Roma, vedi Napoli e vivi

La Roma arriva nella città campana forte di un'intesa che, dopo la vittoria sull'Inter, sembra essere tornata vincente, ma con "l'ansia" della prima vittoria esterna da centrare.

Roma, vedi Napoli e vivi
Roma, vedi Napoli e vivi

Che la Roma debba trovare quanto prima la vittoria lontano dal fortino dell'Olimpico, è un dato di fatto. Che farlo a Napoli, nell'altro fortino, quello Azzurro, sia importante per dare un segnale un po' a tutto l'ambiente di Serie A, è un altro dato confermato. Tra il dire e il fare c'è pero di mezzo il mare, quel mare che unisce le due città lambendole e rendendole uniche, belle, diverse eppure affini. Sul piano calcistico questo si traduce in caratteristiche simili che ci introducono ad un grande match. Napoli-Roma è senz'altro derby del sud, storia, amicizie ormai finite, voglia di recuperare l'affetto d'un tempo. Ma è soprattutto presente, sfide da alta classifica, tasso tecnico elevato e grandi doti in gioco. Presentiamo la sfida di questo pomeriggio al San Paolo.

PROFUMO DI GOL- Sfida tra due dei tre migliori attacchi del campionato: quello giallorosso primo con 16 reti, e quello azzurro terzo con 14.
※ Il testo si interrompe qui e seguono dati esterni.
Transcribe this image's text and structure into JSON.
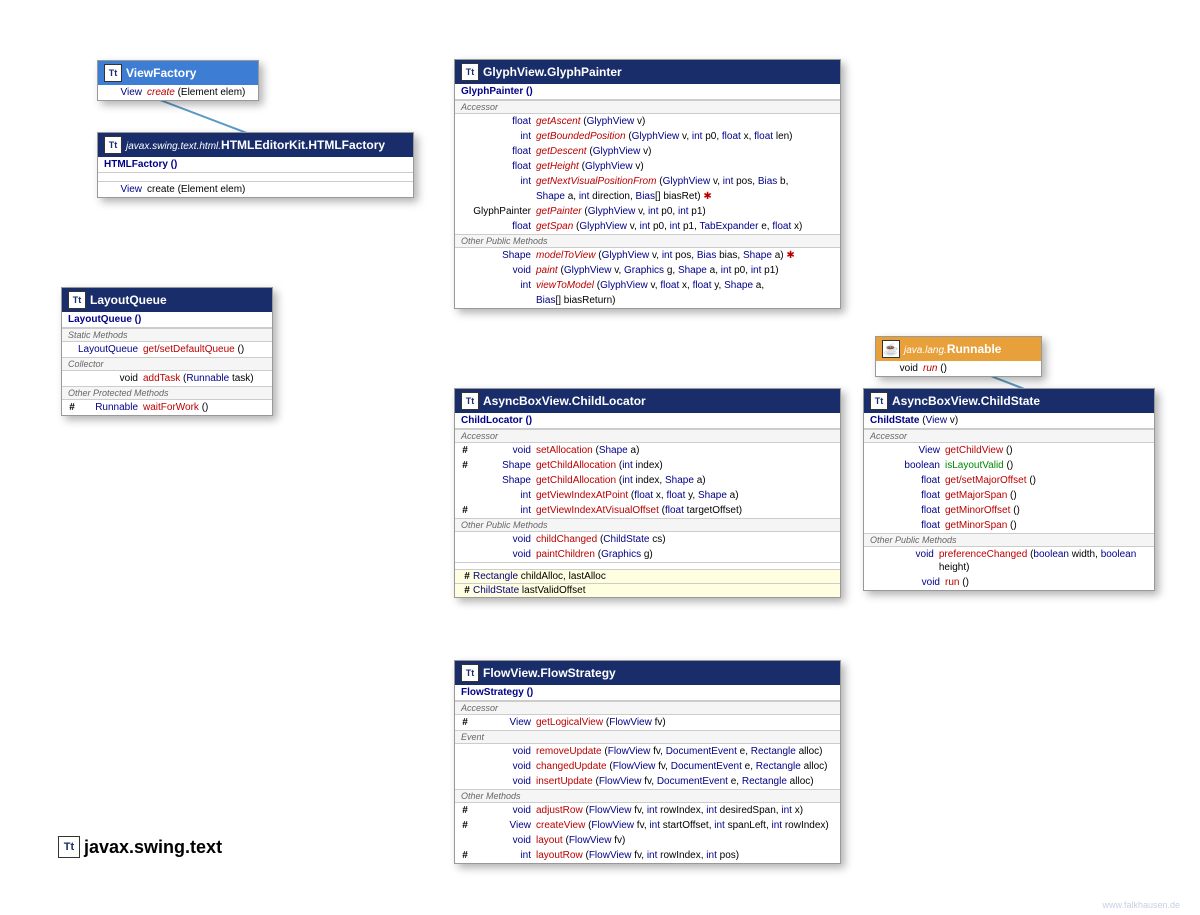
{
  "viewFactory": {
    "title": "ViewFactory",
    "method": {
      "ret": "View",
      "name": "create",
      "params": "(Element elem)"
    }
  },
  "htmlFactory": {
    "pkg": "javax.swing.text.html.",
    "title": "HTMLEditorKit.HTMLFactory",
    "ctor": "HTMLFactory ()",
    "method": {
      "ret": "View",
      "name": "create",
      "params": "(Element elem)"
    }
  },
  "layoutQueue": {
    "title": "LayoutQueue",
    "ctor": "LayoutQueue ()",
    "sections": {
      "static": "Static Methods",
      "collector": "Collector",
      "other": "Other Protected Methods"
    },
    "methods": {
      "defaultQueue": {
        "ret": "LayoutQueue",
        "name": "get/setDefaultQueue",
        "params": "()"
      },
      "addTask": {
        "ret": "void",
        "name": "addTask",
        "params": "(Runnable task)"
      },
      "waitForWork": {
        "mod": "#",
        "ret": "Runnable",
        "name": "waitForWork",
        "params": "()"
      }
    }
  },
  "glyphPainter": {
    "title": "GlyphView.GlyphPainter",
    "ctor": "GlyphPainter ()",
    "sections": {
      "accessor": "Accessor",
      "other": "Other Public Methods"
    },
    "methods": [
      {
        "ret": "float",
        "name": "getAscent",
        "params": "(GlyphView v)"
      },
      {
        "ret": "int",
        "name": "getBoundedPosition",
        "params": "(GlyphView v, int p0, float x, float len)"
      },
      {
        "ret": "float",
        "name": "getDescent",
        "params": "(GlyphView v)"
      },
      {
        "ret": "float",
        "name": "getHeight",
        "params": "(GlyphView v)"
      },
      {
        "ret": "int",
        "name": "getNextVisualPositionFrom",
        "params": "(GlyphView v, int pos, Bias b,"
      },
      {
        "ret": "",
        "name": "",
        "params": "Shape a, int direction, Bias[] biasRet) ✱"
      },
      {
        "ret": "GlyphPainter",
        "name": "getPainter",
        "params": "(GlyphView v, int p0, int p1)"
      },
      {
        "ret": "float",
        "name": "getSpan",
        "params": "(GlyphView v, int p0, int p1, TabExpander e, float x)"
      }
    ],
    "otherMethods": [
      {
        "ret": "Shape",
        "name": "modelToView",
        "params": "(GlyphView v, int pos, Bias bias, Shape a) ✱"
      },
      {
        "ret": "void",
        "name": "paint",
        "params": "(GlyphView v, Graphics g, Shape a, int p0, int p1)"
      },
      {
        "ret": "int",
        "name": "viewToModel",
        "params": "(GlyphView v, float x, float y, Shape a,"
      },
      {
        "ret": "",
        "name": "",
        "params": "Bias[] biasReturn)"
      }
    ]
  },
  "runnable": {
    "pkg": "java.lang.",
    "title": "Runnable",
    "method": {
      "ret": "void",
      "name": "run",
      "params": "()"
    }
  },
  "childLocator": {
    "title": "AsyncBoxView.ChildLocator",
    "ctor": "ChildLocator ()",
    "sections": {
      "accessor": "Accessor",
      "other": "Other Public Methods"
    },
    "methods": [
      {
        "mod": "#",
        "ret": "void",
        "name": "setAllocation",
        "params": "(Shape a)"
      },
      {
        "mod": "#",
        "ret": "Shape",
        "name": "getChildAllocation",
        "params": "(int index)"
      },
      {
        "mod": "",
        "ret": "Shape",
        "name": "getChildAllocation",
        "params": "(int index, Shape a)"
      },
      {
        "mod": "",
        "ret": "int",
        "name": "getViewIndexAtPoint",
        "params": "(float x, float y, Shape a)"
      },
      {
        "mod": "#",
        "ret": "int",
        "name": "getViewIndexAtVisualOffset",
        "params": "(float targetOffset)"
      }
    ],
    "otherMethods": [
      {
        "ret": "void",
        "name": "childChanged",
        "params": "(ChildState cs)"
      },
      {
        "ret": "void",
        "name": "paintChildren",
        "params": "(Graphics g)"
      }
    ],
    "fields": [
      {
        "mod": "#",
        "type": "Rectangle",
        "name": "childAlloc, lastAlloc"
      },
      {
        "mod": "#",
        "type": "ChildState",
        "name": "lastValidOffset"
      }
    ]
  },
  "childState": {
    "title": "AsyncBoxView.ChildState",
    "ctor": "ChildState",
    "ctorParams": "(View v)",
    "sections": {
      "accessor": "Accessor",
      "other": "Other Public Methods"
    },
    "methods": [
      {
        "ret": "View",
        "name": "getChildView",
        "params": "()"
      },
      {
        "ret": "boolean",
        "name": "isLayoutValid",
        "params": "()",
        "green": true
      },
      {
        "ret": "float",
        "name": "get/setMajorOffset",
        "params": "()"
      },
      {
        "ret": "float",
        "name": "getMajorSpan",
        "params": "()"
      },
      {
        "ret": "float",
        "name": "getMinorOffset",
        "params": "()"
      },
      {
        "ret": "float",
        "name": "getMinorSpan",
        "params": "()"
      }
    ],
    "otherMethods": [
      {
        "ret": "void",
        "name": "preferenceChanged",
        "params": "(boolean width, boolean height)"
      },
      {
        "ret": "void",
        "name": "run",
        "params": "()"
      }
    ]
  },
  "flowStrategy": {
    "title": "FlowView.FlowStrategy",
    "ctor": "FlowStrategy ()",
    "sections": {
      "accessor": "Accessor",
      "event": "Event",
      "other": "Other Methods"
    },
    "accessorMethods": [
      {
        "mod": "#",
        "ret": "View",
        "name": "getLogicalView",
        "params": "(FlowView fv)"
      }
    ],
    "eventMethods": [
      {
        "ret": "void",
        "name": "removeUpdate",
        "params": "(FlowView fv, DocumentEvent e, Rectangle alloc)"
      },
      {
        "ret": "void",
        "name": "changedUpdate",
        "params": "(FlowView fv, DocumentEvent e, Rectangle alloc)"
      },
      {
        "ret": "void",
        "name": "insertUpdate",
        "params": "(FlowView fv, DocumentEvent e, Rectangle alloc)"
      }
    ],
    "otherMethods": [
      {
        "mod": "#",
        "ret": "void",
        "name": "adjustRow",
        "params": "(FlowView fv, int rowIndex, int desiredSpan, int x)"
      },
      {
        "mod": "#",
        "ret": "View",
        "name": "createView",
        "params": "(FlowView fv, int startOffset, int spanLeft, int rowIndex)"
      },
      {
        "mod": "",
        "ret": "void",
        "name": "layout",
        "params": "(FlowView fv)"
      },
      {
        "mod": "#",
        "ret": "int",
        "name": "layoutRow",
        "params": "(FlowView fv, int rowIndex, int pos)"
      }
    ]
  },
  "pkgLabel": "javax.swing.text",
  "watermark": "www.falkhausen.de"
}
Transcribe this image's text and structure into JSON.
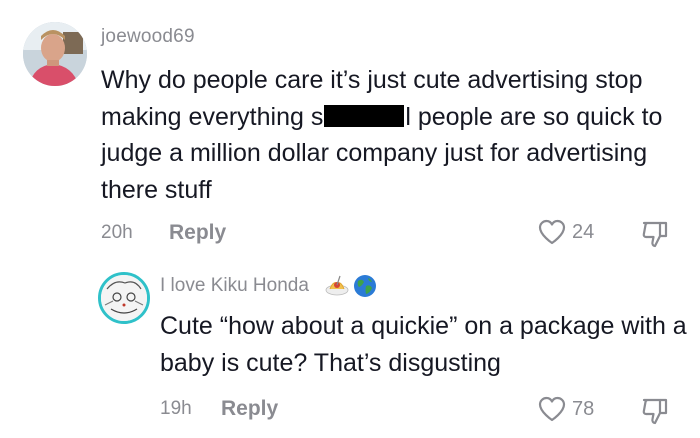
{
  "comment": {
    "username": "joewood69",
    "text_before_redaction": "Why do people care it’s just cute advertising stop making everything s",
    "text_after_redaction": "l people are so quick to judge a million dollar company just for advertising there stuff",
    "time": "20h",
    "reply_label": "Reply",
    "likes": "24",
    "avatar_icon": "profile-photo"
  },
  "reply": {
    "username": "I love Kiku Honda",
    "username_emojis": [
      "spaghetti-emoji",
      "globe-emoji"
    ],
    "text": "Cute “how about a quickie” on a package with a baby is cute? That’s disgusting",
    "time": "19h",
    "reply_label": "Reply",
    "likes": "78",
    "avatar_icon": "anime-sketch-avatar"
  },
  "colors": {
    "text_primary": "#161823",
    "text_secondary": "#8a8b91",
    "avatar_ring": "#2fc1c9"
  }
}
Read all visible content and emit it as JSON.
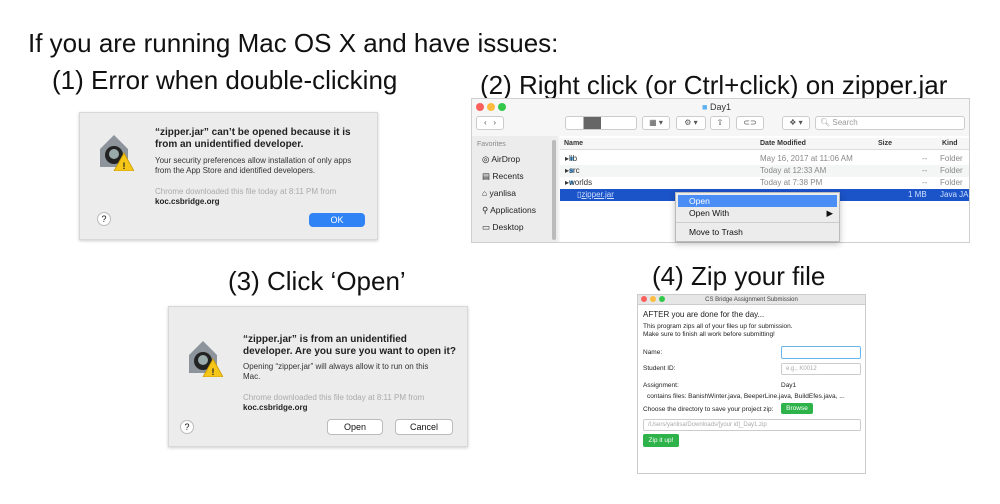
{
  "headings": {
    "main": "If you are running Mac OS X and have issues:",
    "step1": "(1) Error when double-clicking",
    "step2": "(2) Right click (or Ctrl+click) on zipper.jar",
    "step3": "(3) Click ‘Open’",
    "step4": "(4) Zip your file"
  },
  "dialog1": {
    "title": "“zipper.jar” can’t be opened because it is from an unidentified developer.",
    "message": "Your security preferences allow installation of only apps from the App Store and identified developers.",
    "source": "Chrome downloaded this file today at 8:11 PM from",
    "host": "koc.csbridge.org",
    "help": "?",
    "ok": "OK"
  },
  "finder": {
    "window_title": "Day1",
    "search_placeholder": "Search",
    "sidebar_header": "Favorites",
    "sidebar": [
      "AirDrop",
      "Recents",
      "yanlisa",
      "Applications",
      "Desktop"
    ],
    "columns": [
      "Name",
      "Date Modified",
      "Size",
      "Kind"
    ],
    "rows": [
      {
        "name": "lib",
        "date": "May 16, 2017 at 11:06 AM",
        "size": "--",
        "kind": "Folder"
      },
      {
        "name": "src",
        "date": "Today at 12:33 AM",
        "size": "--",
        "kind": "Folder"
      },
      {
        "name": "worlds",
        "date": "Today at 7:38 PM",
        "size": "--",
        "kind": "Folder"
      },
      {
        "name": "zipper.jar",
        "date": "",
        "size": "1 MB",
        "kind": "Java JAR"
      }
    ],
    "context_menu": [
      "Open",
      "Open With",
      "Move to Trash"
    ],
    "accent": "#2f6fdd"
  },
  "dialog2": {
    "title": "“zipper.jar” is from an unidentified developer. Are you sure you want to open it?",
    "message": "Opening “zipper.jar” will always allow it to run on this Mac.",
    "source": "Chrome downloaded this file today at 8:11 PM from",
    "host": "koc.csbridge.org",
    "help": "?",
    "open": "Open",
    "cancel": "Cancel"
  },
  "zipper": {
    "window_title": "CS Bridge Assignment Submission",
    "heading": "AFTER you are done for the day...",
    "intro1": "This program zips all of your files up for submission.",
    "intro2": "Make sure to finish all work before submitting!",
    "name_label": "Name:",
    "name_value": "",
    "id_label": "Student ID:",
    "id_placeholder": "e.g., K0012",
    "assignment_label": "Assignment:",
    "assignment_value": "Day1",
    "contains": "contains files: BanishWinter.java, BeeperLine.java, BuildEfes.java, ...",
    "dir_label": "Choose the directory to save your project zip:",
    "browse": "Browse",
    "path_placeholder": "/Users/yanlisa/Downloads/[your id]_Day1.zip",
    "zip_button": "Zip it up!",
    "accent": "#2eb34a"
  }
}
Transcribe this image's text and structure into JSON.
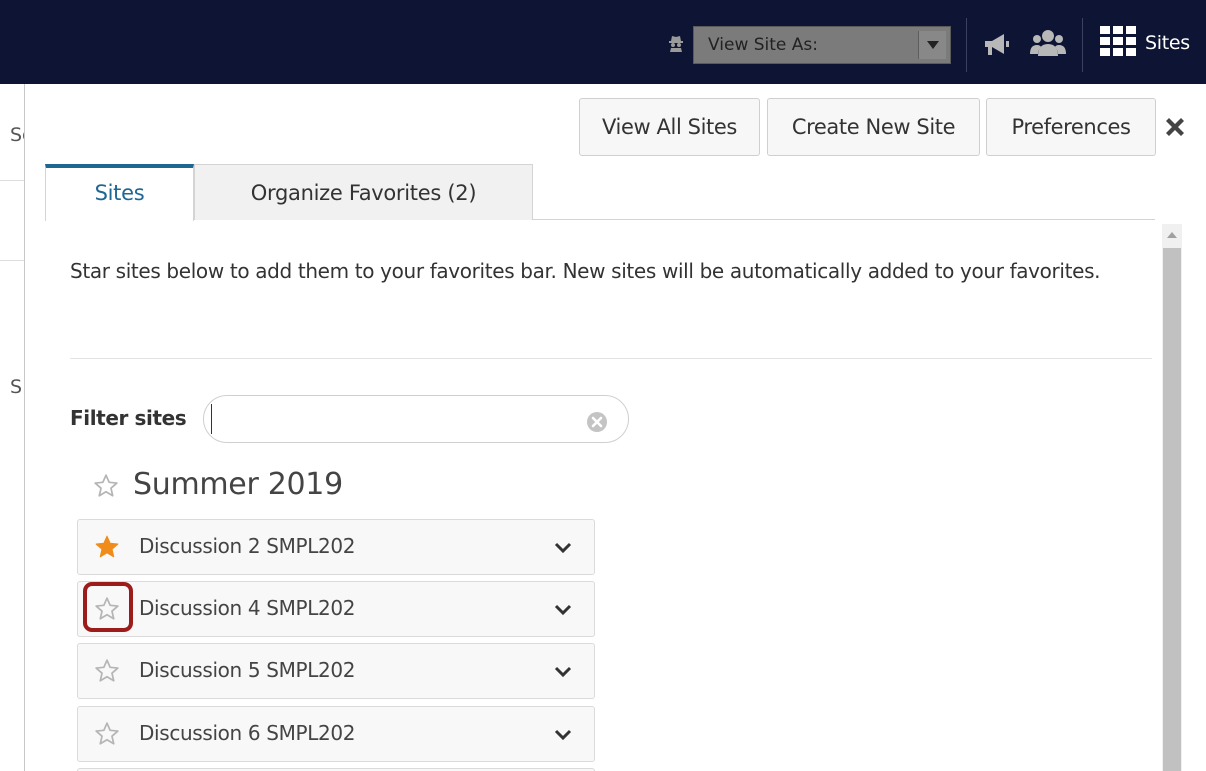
{
  "topbar": {
    "view_site_as_label": "View Site As:",
    "sites_label": "Sites",
    "icons": [
      "user-secret-icon",
      "caret-down-icon",
      "megaphone-icon",
      "people-icon",
      "grid-icon"
    ]
  },
  "background_page": {
    "stub_top": "Sc",
    "stub_mid": "S"
  },
  "panel": {
    "buttons": {
      "view_all": "View All Sites",
      "create_new": "Create New Site",
      "preferences": "Preferences"
    },
    "tabs": [
      {
        "label": "Sites",
        "active": true
      },
      {
        "label": "Organize Favorites (2)",
        "active": false
      }
    ],
    "intro_text": "Star sites below to add them to your favorites bar. New sites will be automatically added to your favorites.",
    "filter": {
      "label": "Filter sites",
      "value": "",
      "placeholder": ""
    },
    "term": {
      "heading": "Summer 2019",
      "favorite": false
    },
    "sites": [
      {
        "name": "Discussion 2 SMPL202",
        "favorite": true
      },
      {
        "name": "Discussion 4 SMPL202",
        "favorite": false,
        "highlighted": true
      },
      {
        "name": "Discussion 5 SMPL202",
        "favorite": false
      },
      {
        "name": "Discussion 6 SMPL202",
        "favorite": false
      }
    ]
  },
  "colors": {
    "topbar_bg": "#0e1433",
    "accent": "#1f6693",
    "star_on": "#f08c1a",
    "star_off": "#b5b5b5",
    "highlight_border": "#9c1b1b"
  }
}
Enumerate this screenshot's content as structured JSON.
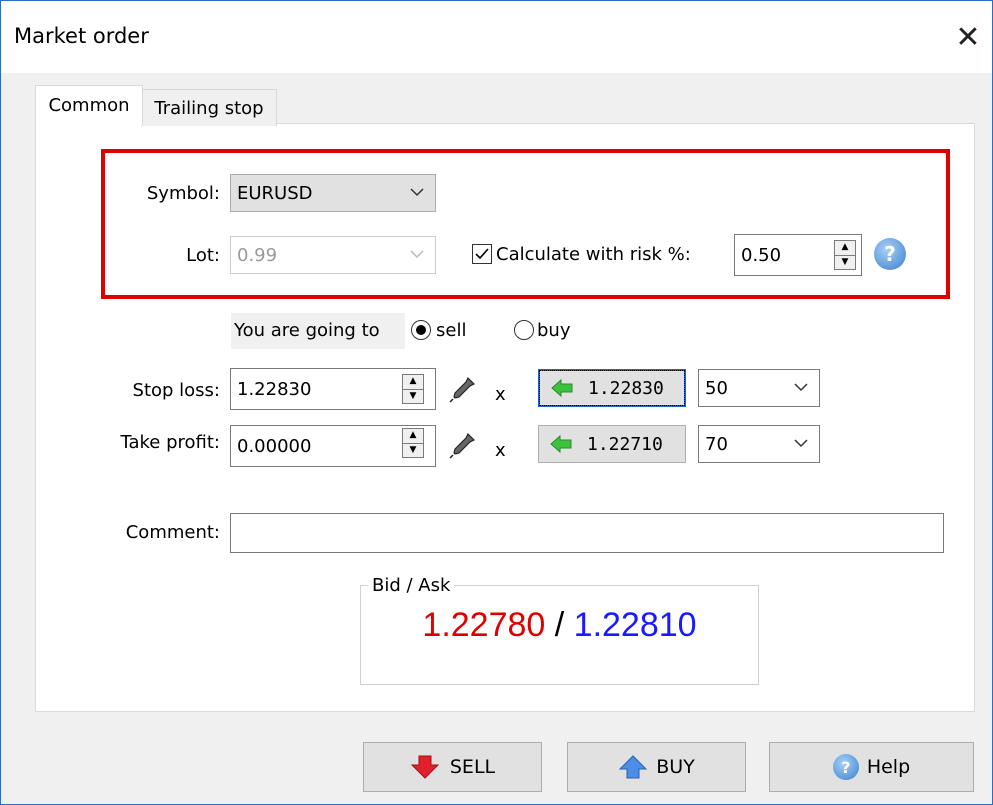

L’infortunio di Milik con la sua Nazionale può pesare, perché saranno 6 mesi con pochi ricambi e tanto sacrificio, ma basandosi sui dati recenti, senza il polacco, il Napoli non ha ancora perso (campionato + coppa): due vittorie ed un pareggio, e una media goal di 2.3 a partita. Dall'altro lato c'è un'altra prima punta in costante bilico umorale: Edin Dzeko. Il bosniaco finora ha segnato solo all’Olimpico. L'occasione è ghiotta e il gol esterno manca da molto. Certo, gli azzurri non perdono al San Paolo contro la Roma da quattro sfide di campionato – tre le vittorie in questo parziale – e negli ultimi tre incroci hanno tenuto la porta inviolata, con il noioso 0-0 dello scorso anno a far da precedente ancora vivo. Da quel giorno, molto è cambiato in casa Roma, con Spalletti che ora occupa stabilmente la panchina giallorossa al posto di Garcia.

In tutto, sono 138 i precedenti in Serie A tra Napoli e Roma: 49 successi giallorossi, 40 azzurri e 49 pareggi. Dicevamo del fortino azzurro: il Napoli in casa non perde in Serie A dal maggio 2015: con Sarri in panchina in campionato sono arrivate 19 vittorie e tre pareggi nelle 22 partite al San Paolo. La Roma ha perso le ultime due gare di campionato giocate in trasferta: è dal gennaio 2013 che non perde tre partite consecutive lontano da casa in Serie A. La Roma è la squadra che ha collezionato meno cartellini gialli in queste prime sette giornate (nove) e che ha meno giocatori con almeno un’ammonizione finora (cinque). Il Napoli è la squadra con il possesso palla medio più alto del campionato (60%), mentre la Roma è la squadra che effettua più conclusioni (145 finora).

Una curiosità dalla difesa: Bruno Peres è il difensore che ha effettuato con successo più dribbling in questa Serie A (20) e secondo nei top-5 campionati europei.

LE SCELTE- Pochi dubbi nella vigilia: Maksimovic favorito per affiancare Koulibaly in difesa, per il resto formazione titolare con Gabbiadini al posto dell'infortunato Milik. Spalletti recupera Nainggolan, ma non può disporre di Strootman e Peres. Florenzi basso a destra, con Perotti e Salah esterni a supporto di Dzeko. 

PROBABILI FORMAZIONI

Napoli (4-3-3): Reina; Hysaj, Maksimovic, Koulibaly, Ghoulam; Allan, Jorginho, Hamsik; Callejon, Gabbiadini, Insigne. All.Sarri

Un solo dubbio, Insigne o Mertens?

Roma (4-2-3-1): Szczesny; Florenzi, Manolas, Fazio, Juan Jesus; De Rossi, Paredes; Florenzi, Perotti, Salah; Dzeko. All.Spalletti

L'ARBITRO- Napoli-Roma vedrà ancora una volta lo stesso direttore di gara: a fischiare il match sarà Daniele Orsato. E' la terza volta che il fischietto di Schio si troverà ad arbitrare un match tra queste due squadre. Nei due precedenti, due successi della Roma: lo scorso aprile decise Nainggolan, il 18 ottobre 2013 ci pensò Pjanic (doppietta) a battere gli azzurri.